Kraft für den Alltag – Übungen für die obere Extremität

Die Arme und Hände stellen unsere Verbindung zu unserer Umwelt dar. Ganz selbstverständlich greifen wir nach Tassen aus dem Geschirrschrank, drehen das Lenkrad im Auto und tragen Getränkekisten in den Keller. Schenken wir unseren „Alltagshelfern“ mehr Aufmerksamkeit und kräftigen den Schultergürtel und die Arme und beugen so Schulterproblematiken vor.

 

Wir zeigen mit Unterstützung von ProPhysio Übungen, mit denen man vorbeugen, trainieren oder einfach gesund bleiben kann.

 

Die Übungen im schwarzen T-Shirt zeigen einen höheren Schwierigkeitsgrad.

 

Übung 1: Liegestütz

 

Positionieren Sie Ihre Hände schulterbreit, dabei bilden Handgelenk und Schulter eine Linie. Die Knie berühren sich und befinden sich etwas weiter fußwärts. Beugen Sie die Ellenbogen und bewegen Sie die Brustwirbelsäule geradlinig Richtung Boden. Der Rumpf bleibt dabei stabil, die Lendenwirbelsäule fällt nicht ins Hohlkreuz. Achten Sie darauf, das Gewicht überwiegend über den Händen zu halten und es nicht auf die Knie zu verlagern.
Für die leichtere Variante stützen Sie sich gegen die Wand. Beachten Sie die gleichen Punkte der ersten Version. Je weiter Sie sich von der Wand entfernen, desto schwerer wird die Übung.

 

Übung 2: Treppen-Training

 

Die nächste Übung trainiert die Oberarme und findet an der Treppe statt. Setzen Sie sich auf eine Stufe und stützen Sie sich auf die nächsthöhere ab. Die Füße befinden sich 3-4 Stufen tiefer als die Hände. Je tiefer Sie die Füße positionieren desto schwerer wird die Übung. Strecken Sie die Ellenbogen, das Gesäß hebt ab.

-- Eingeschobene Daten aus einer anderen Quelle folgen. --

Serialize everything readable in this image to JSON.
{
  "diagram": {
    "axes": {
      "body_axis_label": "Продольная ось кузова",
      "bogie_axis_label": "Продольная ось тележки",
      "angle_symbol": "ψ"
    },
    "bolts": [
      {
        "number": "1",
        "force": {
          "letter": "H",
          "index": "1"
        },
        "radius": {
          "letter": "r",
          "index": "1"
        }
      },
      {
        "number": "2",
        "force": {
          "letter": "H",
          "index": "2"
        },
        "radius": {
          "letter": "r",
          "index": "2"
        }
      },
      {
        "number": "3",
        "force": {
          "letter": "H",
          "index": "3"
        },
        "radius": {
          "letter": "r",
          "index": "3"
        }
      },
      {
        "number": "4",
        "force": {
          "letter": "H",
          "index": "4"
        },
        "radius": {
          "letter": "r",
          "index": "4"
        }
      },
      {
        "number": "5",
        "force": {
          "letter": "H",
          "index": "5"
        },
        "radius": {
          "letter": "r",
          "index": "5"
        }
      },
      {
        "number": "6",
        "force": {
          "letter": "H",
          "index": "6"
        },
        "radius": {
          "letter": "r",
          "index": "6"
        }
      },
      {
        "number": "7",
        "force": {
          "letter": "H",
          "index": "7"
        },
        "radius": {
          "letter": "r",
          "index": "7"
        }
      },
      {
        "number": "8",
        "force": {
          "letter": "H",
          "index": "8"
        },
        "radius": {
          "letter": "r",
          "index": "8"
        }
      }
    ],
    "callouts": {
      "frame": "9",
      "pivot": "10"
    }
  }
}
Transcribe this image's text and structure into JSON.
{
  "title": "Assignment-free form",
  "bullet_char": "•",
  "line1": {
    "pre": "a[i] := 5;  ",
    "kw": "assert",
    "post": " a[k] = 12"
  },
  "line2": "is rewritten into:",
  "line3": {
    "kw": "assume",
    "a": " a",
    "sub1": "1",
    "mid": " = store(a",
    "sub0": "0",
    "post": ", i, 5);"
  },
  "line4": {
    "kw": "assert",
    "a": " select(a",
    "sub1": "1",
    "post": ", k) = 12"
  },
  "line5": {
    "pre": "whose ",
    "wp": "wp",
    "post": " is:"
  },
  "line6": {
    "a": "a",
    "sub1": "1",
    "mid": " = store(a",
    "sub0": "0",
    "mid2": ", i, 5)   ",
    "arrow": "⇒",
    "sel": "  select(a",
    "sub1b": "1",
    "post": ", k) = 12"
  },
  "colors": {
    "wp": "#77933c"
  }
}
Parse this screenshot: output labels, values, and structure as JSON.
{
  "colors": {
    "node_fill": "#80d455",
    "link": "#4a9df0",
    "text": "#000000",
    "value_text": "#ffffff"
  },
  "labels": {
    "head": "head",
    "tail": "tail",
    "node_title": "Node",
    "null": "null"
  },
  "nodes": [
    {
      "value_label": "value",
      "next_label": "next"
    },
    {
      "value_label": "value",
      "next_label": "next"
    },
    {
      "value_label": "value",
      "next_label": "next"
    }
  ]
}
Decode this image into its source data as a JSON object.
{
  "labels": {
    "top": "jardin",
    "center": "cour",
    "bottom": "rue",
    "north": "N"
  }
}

Beugen Sie diese langsam und das Gesäß bewegt wieder Richtung Stufe. Achten Sie auf einen stabilen Rumpf und ziehen Sie die Schulterblätter nach hinten zur Wirbelsäule.

 

Für die leichtere Variante verändern Sie lediglich die Fußposition. Je höher die Füße desto leichter.

 

Übung 3: Starke Schultern

 

Unsere letzte Übung kräftigt den Schultergürtel und die Arme. Stellen Sie sich hüftbreit hin. Beugen Sie die Knie, neigen Sie den Oberkörper leicht nach vorne. Ziehen Sie den Bauchnabel Richtung Wirbelsäule. Heben Sie beide Arme gestreckt nach oben, der Rücken bleibt aufrecht, die Hände zeigen zur Decke. Nehmen Sie zwei Gewichte in die Hände beispielsweise Wasserflaschen, um den Schwierigkeitsgrad zu erhöhen.

 

In der leichteren Variante führen Sie die Übung mit einem Stab/Walking Stock/Besenstiel als Führungshilfe aus.

 

Sie und Ihr Trainingszustand entscheiden selbst wie lange Sie eine Übung ausführen. Sie dürfen sich gerne fordern, aber nicht überfordern.